E) JOIN THE CONVERSATION
Building a new discipline and revolutionizing data protection law is not a mission for a single person. I invite everyone interested to join the conversation and this "manifesto." You can start by reading the previous posts of this newsletter, where I explained dark patterns in data protection, the cognitive biases that are exploited by dark patterns, transparency-by-design as one of the theoretical goals of privacy-enhancing design, and how to implement meaningful choices online. These posts will give you the foundation on the most relevant issues and challenges that motivate me to propose Data Protection Design as a discipline and Privacy-Enhancing Design as a UX design framework.
If you have a little bit more time available, you can read my academic articles on Dark Patterns in Data Protection and on Transparency-by-Design, which are part of my ongoing Ph.D. at Tel Aviv University (supervised by Prof. Michael Birnhack and Prof. Eran Toch, to whom I am extremely grateful).

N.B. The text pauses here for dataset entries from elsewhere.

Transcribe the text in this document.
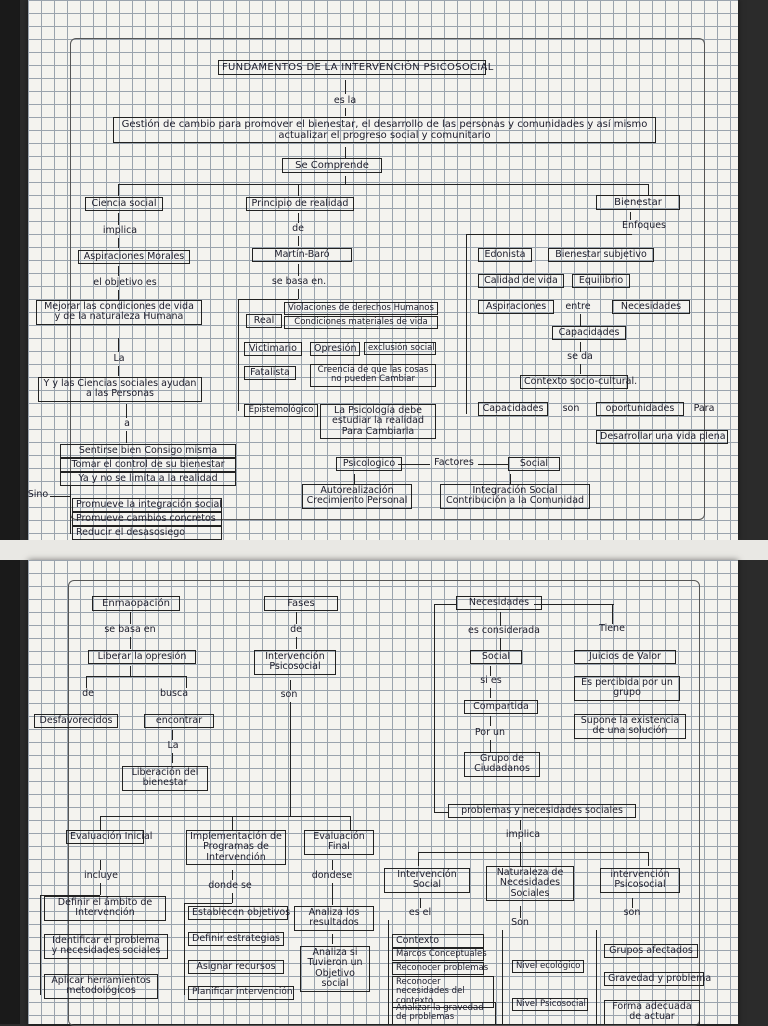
FUNDAMENTOS DE LA INTERVENCIÓN PSICOSOCIAL
es la
Gestión de cambio para promover el bienestar, el desarrollo de las personas y comunidades y así mismo actualizar el progreso social y comunitario
Se Comprende
Ciencia social
implica
Aspiraciones Morales
el objetivo es
Mejorar las condiciones de vida y de la naturaleza Humana
La
Y y las Ciencias sociales ayudan a las Personas
a
Sentirse bien Consigo misma
Tomar el control de su bienestar
Ya y no se limita a la realidad
Sino
Promueve la integración social
Promueve cambios concretos
Reducir el desasosiego
Principio de realidad
de
Martín-Baró
se basa en.
Real
Violaciones de derechos Humanos
Condiciones materiales de vida
Victimario	Opresión	exclusión social
Fatalista	Creencia de que las cosas no pueden Cambiar
Epistemológico	La Psicología debe estudiar la realidad Para Cambiarla
Bienestar
Enfoques
Edonista	Bienestar subjetivo
Calidad de vida	Equilibrio
Aspiraciones	entre	Necesidades
Capacidades
se da
Contexto socio-cultural.
Capacidades	son	oportunidades	Para
Desarrollar una vida plena
Psicologico	Factores	Social
Autorealización Crecimiento Personal
Integración Social Contribución a la Comunidad
Enmaopación
se basa en
Liberar la opresión
de	busca
Desfavorecidos	encontrar
La
Liberación del bienestar
Fases
de
Intervención Psicosocial
son
Necesidades
es considerada	Tiene
Social	Juicios de Valor
si es
Compartida
Es percibida por un grupo
Supone la existencia de una solución
Por un
Grupo de Ciudadanos
problemas y necesidades sociales
implica
Evaluación Inicial
incluye
Definir el ámbito de Intervención
Identificar el problema y necesidades sociales
Aplicar herramientos metodológicos
Implementación de Programas de Intervención
donde se
Establecen objetivos
Definir estrategias
Asignar recursos
Planificar intervención
Evaluación Final
dondese
Analiza los resultados
Analiza si Tuvieron un Objetivo social
Intervención Social
es el
Contexto
Marcos Conceptuales
Reconocer problemas
Reconocer necesidades del contexto
Analizar la gravedad de problemas
Naturaleza de Necesidades Sociales
Son
Nivel ecológico
Nivel Psicosocial
intervención Psicosocial
son
Grupos afectados
Gravedad y problema
Forma adecuada de actuar
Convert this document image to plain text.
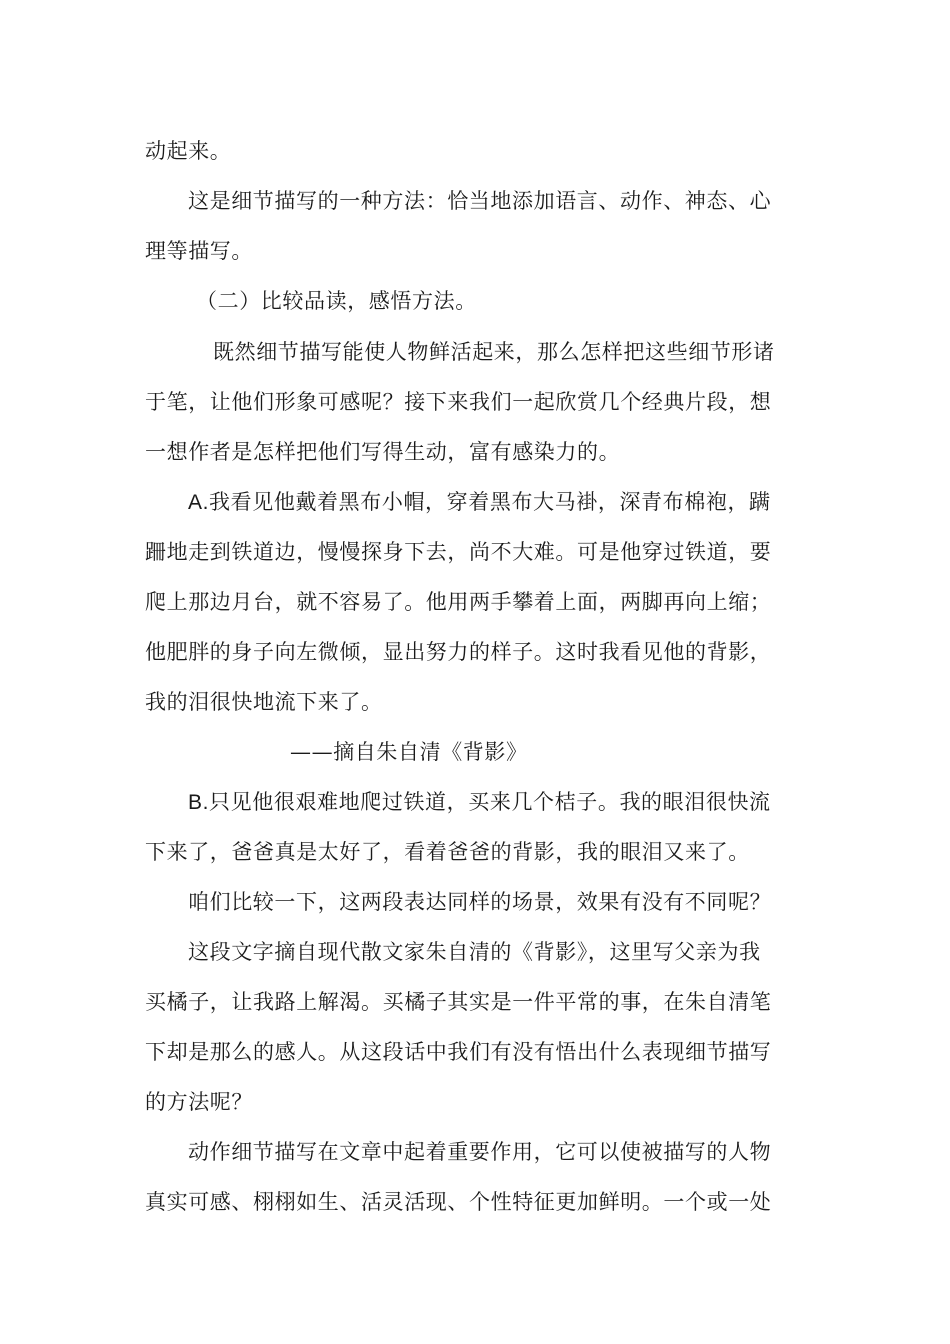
动起来。
这是细节描写的一种方法：恰当地添加语言、动作、神态、心
理等描写。
（二）比较品读，感悟方法。
既然细节描写能使人物鲜活起来，那么怎样把这些细节形诸
于笔，让他们形象可感呢？接下来我们一起欣赏几个经典片段，想
一想作者是怎样把他们写得生动，富有感染力的。
A.我看见他戴着黑布小帽，穿着黑布大马褂，深青布棉袍，蹒
跚地走到铁道边，慢慢探身下去，尚不大难。可是他穿过铁道，要
爬上那边月台，就不容易了。他用两手攀着上面，两脚再向上缩；
他肥胖的身子向左微倾，显出努力的样子。这时我看见他的背影，
我的泪很快地流下来了。
——摘自朱自清《背影》
B.只见他很艰难地爬过铁道，买来几个桔子。我的眼泪很快流
下来了，爸爸真是太好了，看着爸爸的背影，我的眼泪又来了。
咱们比较一下，这两段表达同样的场景，效果有没有不同呢？
这段文字摘自现代散文家朱自清的《背影》，这里写父亲为我
买橘子，让我路上解渴。买橘子其实是一件平常的事，在朱自清笔
下却是那么的感人。从这段话中我们有没有悟出什么表现细节描写
的方法呢？
动作细节描写在文章中起着重要作用，它可以使被描写的人物
真实可感、栩栩如生、活灵活现、个性特征更加鲜明。一个或一处
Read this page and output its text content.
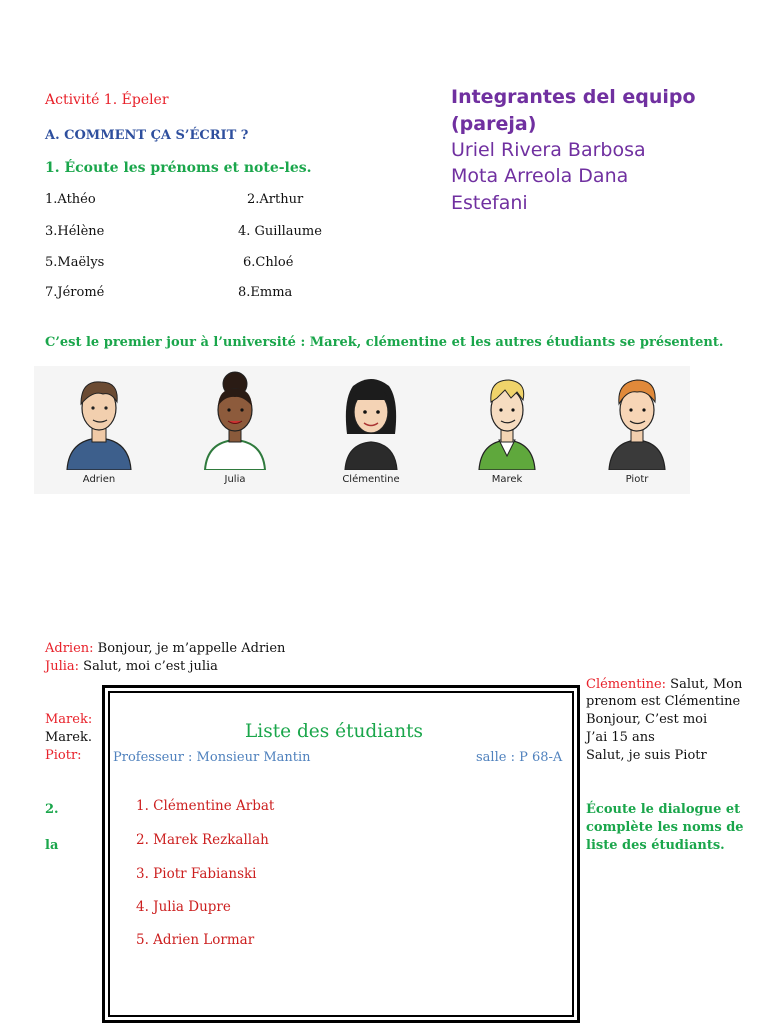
Activité 1. Épeler
A. COMMENT ÇA S’ÉCRIT ?
1. Écoute les prénoms et note-les.
1.Athéo	2.Arthur
3.Hélène	4. Guillaume
5.Maëlys	6.Chloé
7.Jéromé	8.Emma
Integrantes del equipo
(pareja)
Uriel Rivera Barbosa
Mota Arreola Dana
Estefani
C’est le premier jour à l’université : Marek, clémentine et les autres étudiants se présentent.
Adrien	Julia	Clémentine	Marek	Piotr
Adrien: Bonjour, je m’appelle Adrien
Julia: Salut, moi c’est julia
Clémentine: Salut, Mon
prenom est Clémentine
Bonjour, C’est moi
J’ai 15 ans
Salut, je suis Piotr
Marek:
Marek.
Piotr:
2.
la
Écoute le dialogue et
complète les noms de
liste des étudiants.
Liste des étudiants
Professeur : Monsieur Mantin	salle : P 68-A
1. Clémentine Arbat
2. Marek Rezkallah
3. Piotr Fabianski
4. Julia Dupre
5. Adrien Lormar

They are publicly available on SSRN, and there you can have the full theoretical background of the topics I am discussing here.
There is a lot of new research coming out on the topic of dark patterns / deceptive design, especially through the Human-Computer Interaction perspective, but also from legal scholars. You can find them online on public repositories and on the SSRN.
The European Union recently published the "Behavioural study on unfair commercial practices in the digital environment. Dark patterns and manipulative personalisation: final report." There they discuss dark patterns extensively (on pages 32-33, they quote and use the taxonomy I proposed for dark patterns in personal data collection), signaling that not only data protection researchers realize the need to tackle unfair design but also lawmakers.